What is
$$\lim_{t \rightarrow 0} \frac{e^{t^3}-1-t^3}{\sin(t^2)-t^2}?$$
I used Hopital's rule, but it kept getting more complicated!
What is
$$\lim_{t \rightarrow 0} \frac{e^{t^3}-1-t^3}{\sin(t^2)-t^2}?$$
I used Hopital's rule, but it kept getting more complicated!
You would need to apply De l'Hôpital's Rule six (!) times before obtaining an answer.
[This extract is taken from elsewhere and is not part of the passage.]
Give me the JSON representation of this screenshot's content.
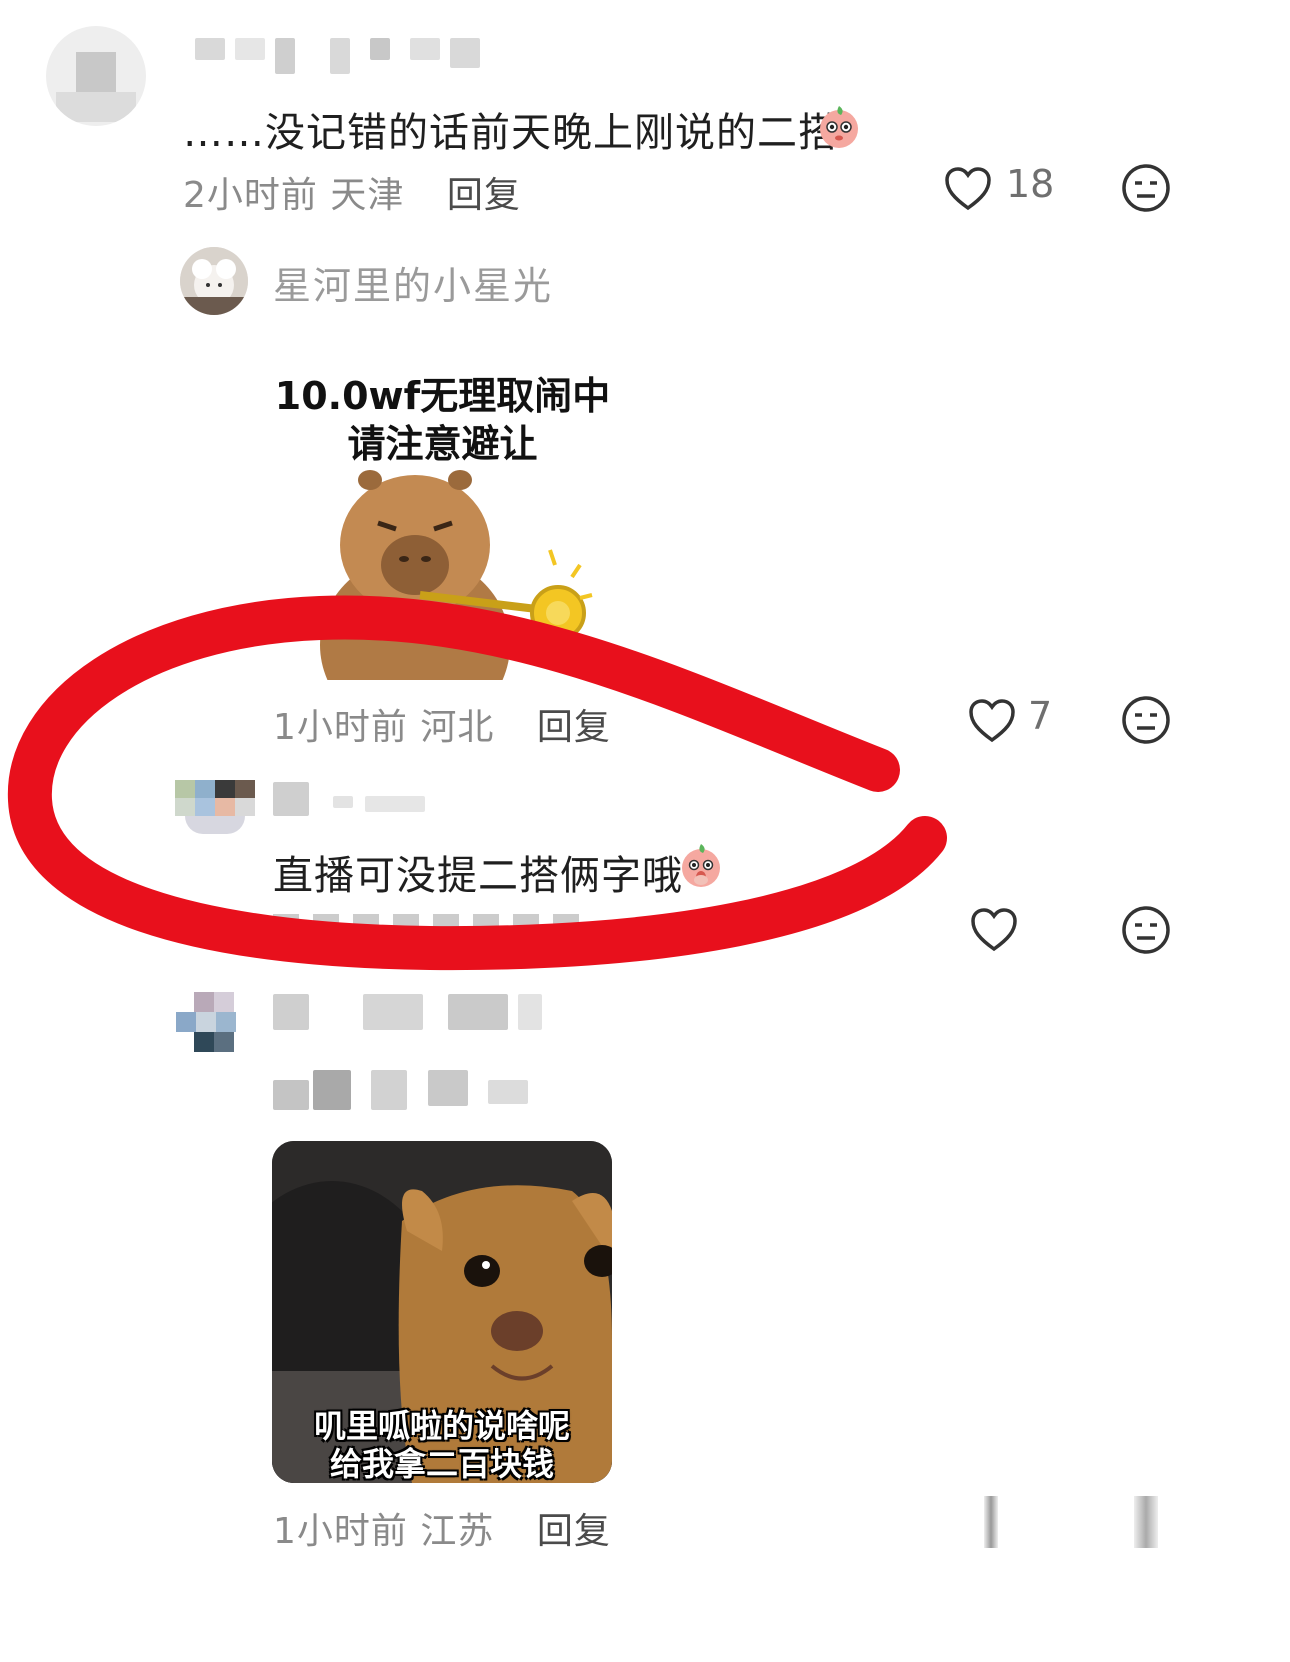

From the Taylor expansions, we know $\sin(t^2) = t^2 - \dfrac{t^6}{3!} + O(t^{10})$ and $\exp(t^3) = 1 + t^3 + \dfrac{t^6}{2!} + O(t^9)$.
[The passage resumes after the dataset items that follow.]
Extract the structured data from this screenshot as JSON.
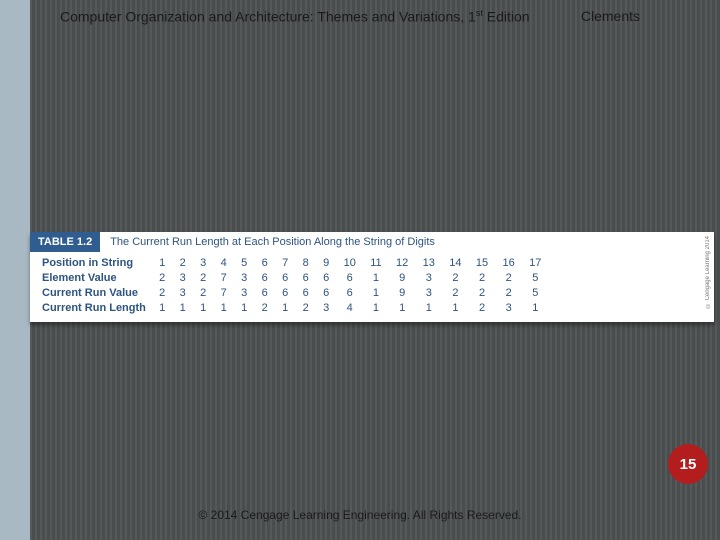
{
  "header": {
    "title_part1": "Computer Organization and Architecture: Themes and Variations, 1",
    "title_sup": "st",
    "title_part2": " Edition",
    "author": "Clements"
  },
  "table": {
    "tab_label": "TABLE 1.2",
    "title": "The Current Run Length at Each Position Along the String of Digits",
    "row_labels": [
      "Position in String",
      "Element Value",
      "Current Run Value",
      "Current Run Length"
    ],
    "attribution": "© Cengage Learning 2014"
  },
  "chart_data": {
    "type": "table",
    "title": "The Current Run Length at Each Position Along the String of Digits",
    "columns_count": 17,
    "rows": [
      {
        "name": "Position in String",
        "values": [
          1,
          2,
          3,
          4,
          5,
          6,
          7,
          8,
          9,
          10,
          11,
          12,
          13,
          14,
          15,
          16,
          17
        ]
      },
      {
        "name": "Element Value",
        "values": [
          2,
          3,
          2,
          7,
          3,
          6,
          6,
          6,
          6,
          6,
          1,
          9,
          3,
          2,
          2,
          2,
          5
        ]
      },
      {
        "name": "Current Run Value",
        "values": [
          2,
          3,
          2,
          7,
          3,
          6,
          6,
          6,
          6,
          6,
          1,
          9,
          3,
          2,
          2,
          2,
          5
        ]
      },
      {
        "name": "Current Run Length",
        "values": [
          1,
          1,
          1,
          1,
          1,
          2,
          1,
          2,
          3,
          4,
          1,
          1,
          1,
          1,
          2,
          3,
          1
        ]
      }
    ]
  },
  "footer": {
    "copyright": "© 2014 Cengage Learning Engineering. All Rights Reserved."
  },
  "page_number": "15"
}
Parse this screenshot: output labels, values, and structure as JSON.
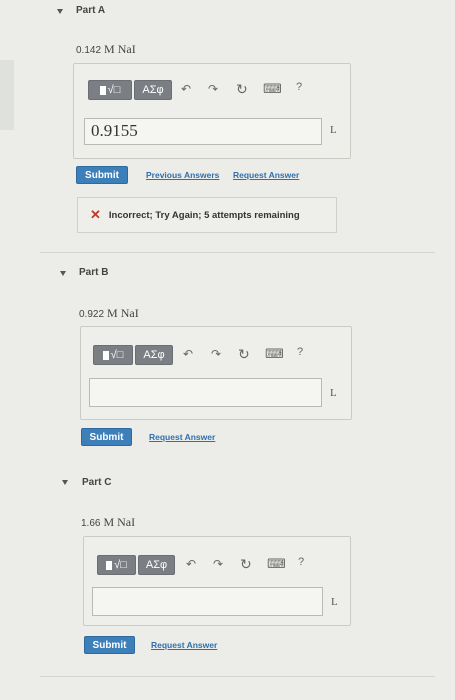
{
  "parts": [
    {
      "label": "Part A",
      "formula_num": "0.142",
      "formula_rest": "M NaI",
      "answer_value": "0.9155",
      "unit": "L",
      "submit": "Submit",
      "prev_answers": "Previous Answers",
      "request_answer": "Request Answer",
      "feedback": "Incorrect; Try Again; 5 attempts remaining"
    },
    {
      "label": "Part B",
      "formula_num": "0.922",
      "formula_rest": "M NaI",
      "answer_value": "",
      "unit": "L",
      "submit": "Submit",
      "request_answer": "Request Answer"
    },
    {
      "label": "Part C",
      "formula_num": "1.66",
      "formula_rest": "M NaI",
      "answer_value": "",
      "unit": "L",
      "submit": "Submit",
      "request_answer": "Request Answer"
    }
  ],
  "toolbar": {
    "templates_label": "√□",
    "symbols_label": "ΑΣφ",
    "undo": "↶",
    "redo": "↷",
    "reset": "↻",
    "keyboard": "⌨",
    "help": "?"
  },
  "icons": {
    "collapse": "caret-down-icon",
    "incorrect": "x-mark-icon"
  },
  "colors": {
    "submit": "#3d7fb8",
    "link": "#2f6fad",
    "incorrect": "#c0392b"
  }
}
Thus, the quotient becomes:
$$\lim_{t \to 0} \frac{e^{t^3}-1-t^3}{\sin(t^2)-t^2} = \lim_{t\to 0} \frac{t^6/2! + O(t^9)}{t^6/3! + O(t^{10})} = \frac{3!}{2!} = 3$$
Hint:
Use Taylor's formula for $x\to{0}$:
$$e^{x}=1+x+\dfrac{x^2}{2!}+\ldots+\dfrac{x^n}{n!}+o(x^n), \\
\sin{x}=x-\dfrac{x^3}{3!}+\ldots+(-1)^n\dfrac{x^{2n+1}}{{(2n+1)}!}+o(x^{2n+1}).$$
Write it up as $$\frac{t^6}{\sin (t^2) - t^2} \cdot \frac{e^{t^3} - 1 - t^3}{t^6 }$$
For first use L'hopital rule three times and you will get this value. Similarly use L'hopital rule 4 times you will get this for the second. Of course, Taylor expansion is much easier.